Similarly, in southeast Utah, there are hundreds of orphaned wells near National Parks, including many orphaned and abandoned well sites that are in close proximity to the sacred lands known as the Lands Between. This landscape, found just east of the Bears Ears National Monument and west of the Canyon of the Ancients National Monument, is one of the ancestral and spiritual homes of the Hopi, Zuni, Acoma, Laguna, Rio Grande Pueblos, Nuche (Ute), Diné (Navajo), Paiute, and other Indigenous peoples, and is estimated to contain 50,000 sacred, cultural, archaeological, and historic sites dating back for 10,000 years.

Unfortunately, oil and gas companies have drilled dozens of oil and gas wells in the area, including several within the boundaries of or in close proximity to the Alkali Ridge National Historic Landmark, Hovenweep National Monument, and several other culturally sensitive areas. Although many of these wells have not produced oil or gas in years, they have not been properly plugged nor reclaimed by the companies that operate them. As a result, decaying pumpjacks, tanks, and other industrial infrastructure and equipment have been littered across the Lands Between region.
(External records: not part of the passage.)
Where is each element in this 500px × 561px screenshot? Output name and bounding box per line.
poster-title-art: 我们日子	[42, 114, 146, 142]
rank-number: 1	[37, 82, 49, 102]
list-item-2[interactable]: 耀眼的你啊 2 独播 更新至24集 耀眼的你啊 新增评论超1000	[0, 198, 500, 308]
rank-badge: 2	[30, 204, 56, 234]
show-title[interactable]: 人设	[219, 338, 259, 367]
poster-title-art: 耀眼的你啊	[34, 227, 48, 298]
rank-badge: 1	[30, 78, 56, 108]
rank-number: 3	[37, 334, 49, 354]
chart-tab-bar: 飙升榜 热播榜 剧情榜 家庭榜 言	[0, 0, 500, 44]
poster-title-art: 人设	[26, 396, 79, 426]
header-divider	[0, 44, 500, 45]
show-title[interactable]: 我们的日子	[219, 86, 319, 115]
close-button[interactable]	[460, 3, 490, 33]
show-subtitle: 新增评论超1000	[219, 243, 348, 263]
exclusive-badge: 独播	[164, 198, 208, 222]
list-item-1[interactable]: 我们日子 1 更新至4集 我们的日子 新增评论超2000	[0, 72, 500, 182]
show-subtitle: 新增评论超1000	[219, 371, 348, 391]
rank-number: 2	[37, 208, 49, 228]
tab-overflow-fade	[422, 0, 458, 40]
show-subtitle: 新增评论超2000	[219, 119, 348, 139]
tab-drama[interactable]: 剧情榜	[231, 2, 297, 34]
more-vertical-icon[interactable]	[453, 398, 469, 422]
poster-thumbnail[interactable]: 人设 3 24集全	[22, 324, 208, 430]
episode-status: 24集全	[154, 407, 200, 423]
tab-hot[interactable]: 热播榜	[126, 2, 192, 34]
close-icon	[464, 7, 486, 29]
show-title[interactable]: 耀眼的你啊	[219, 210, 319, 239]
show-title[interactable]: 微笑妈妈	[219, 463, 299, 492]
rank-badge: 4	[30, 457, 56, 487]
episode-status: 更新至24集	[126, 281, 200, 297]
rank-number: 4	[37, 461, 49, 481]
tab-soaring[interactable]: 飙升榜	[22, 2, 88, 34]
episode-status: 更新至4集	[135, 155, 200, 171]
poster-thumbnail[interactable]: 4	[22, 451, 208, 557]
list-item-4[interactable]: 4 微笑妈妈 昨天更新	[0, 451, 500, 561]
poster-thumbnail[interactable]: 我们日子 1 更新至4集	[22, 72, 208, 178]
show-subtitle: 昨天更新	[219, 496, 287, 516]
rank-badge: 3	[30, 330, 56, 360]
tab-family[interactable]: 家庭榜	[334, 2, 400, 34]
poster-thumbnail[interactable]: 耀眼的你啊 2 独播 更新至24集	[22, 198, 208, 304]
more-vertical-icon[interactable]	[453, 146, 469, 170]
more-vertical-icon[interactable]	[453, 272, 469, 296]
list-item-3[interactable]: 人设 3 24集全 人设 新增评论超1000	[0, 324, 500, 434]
Following from critical solutions for addressing the root cause of the orphaned well problem on public lands that have previously been introduced in Congress, the Biden administration is now taking action to fix this problem for good. BLM’s proposed oil and gas rule will update decades-old federal bonding rates to ensure that oil and gas companies are held responsible for cleaning up their well sites on public lands, so that taxpayers aren’t forced to foot the enormous bill necessary for protecting these important areas from continuing to be further threatened in the future.